Il cielo non è un fondale


9 – 18 December 2016

by Daria Deflorian and Antonio Tagliarini

environ 1h15
Du 09 au 18 décembre 2016 2016

Berthier 17e
with Francesco Alberici, Daria Deflorian, Monica Demuru, Antonio Tagliarini

“The question of what is real, or reality, and how it can be represented in art and in particular in theatre, has always interested us”, write Deflorian and Tagliarini. They have been working together as authors, actors, performers, and directors since 2008. In preparing for Reality (2012), and prior to tackling the 748 notebooks to which Janina Turek had meticulously consigned half a century’s worth of the minute details of her uneventful existence, they went to Poland to experience for themselves the same daily routine and immerse themselves in the familiar territories of this otherwise unknown housewife. In Ce ne andiamo..., created a year later, one of the show’s ambitions was to make us feel, on a bare stage, the pressurized nature of everyday existence in the all too tangible circumstances of life in Greece today: the squealing of metal shutters being rolled down, with no hope of being rolled up again, the rumble of traffic trams and demonstrations, and silhouettes perched over bins, busily sifting through their contents. According to the two artists, this very real presence of the city of Athens, a backdrop from which the various gestures are detached in order to bring out their full significance in political terms, explains the natural transition towards their new project. Running between them is the common theme of “the landscape as protagonist”, or alternatively “the irreversible phenomena of the metropolisation of landscape and lifestyle” - in this the beginning of the 21st century, in which the human species, for the first time in its history, has become primarily an urban one.

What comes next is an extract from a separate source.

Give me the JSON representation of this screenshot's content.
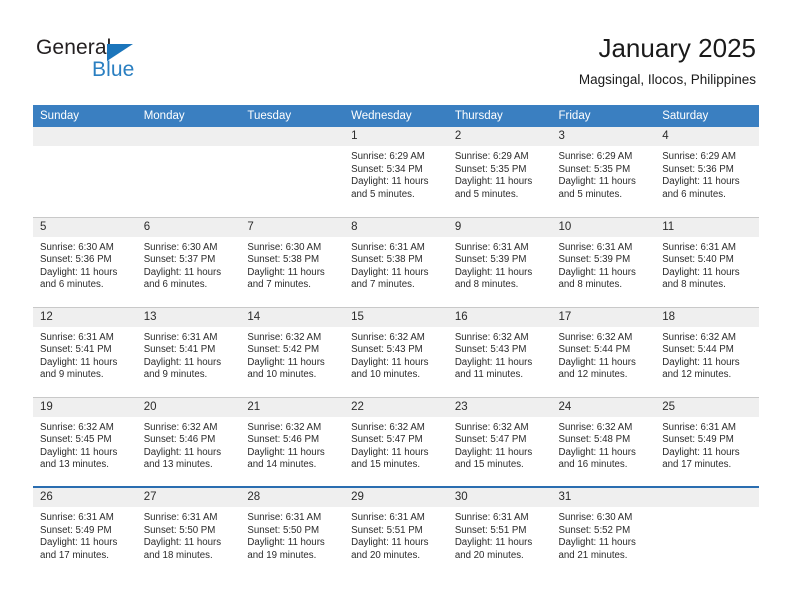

For more than a few seasons now, Deflorian and Tagliarini have been gathering material in preparation for their work on Il cielo non è un fondale. The relationship between background and figure inevitably pointed them in the direction of visual art. In 2014, in Milan, they co-presented Il posto (a term which is the Italian translation of Annie Ernaux’s work: La Place), an in situ study-performance in the presence of an extraordinary collection of works by Novecento. The two performers also developed a shared interest in land art, such as Sophie Calle’s research into the reversal of the hierarchy of human presence and its surroundings (Voir la mer), as well as that of the Dutch artist, Berndnaut Smilde and his recreation of indoor clouds. They studied the documentary work of Nicolò Basseti, the author of a prize-winning investigation into Rome’s major ring-road at last year’s Venice Festival.


Lastly, their research has taken them in the direction of the obsessive nature of the rhythms of contemporary life, and this “hyperactive efficacity” which constantly prompts us to see more and more, but which increasingly prevents us from looking around us, without any immediate objective in mind - and from simple contemplation... What do we mean by “to live in”?. If it is true that “we have traded-in our interior life for an indoor life”, in what way do our various forms of shelter let us think about those left “out in the rain”? The show cannot and will not be reduced into an anthology of material gathered during two years of research. Deflorian and Tagliarini’s new work promises to be dazzling in every sense of the word.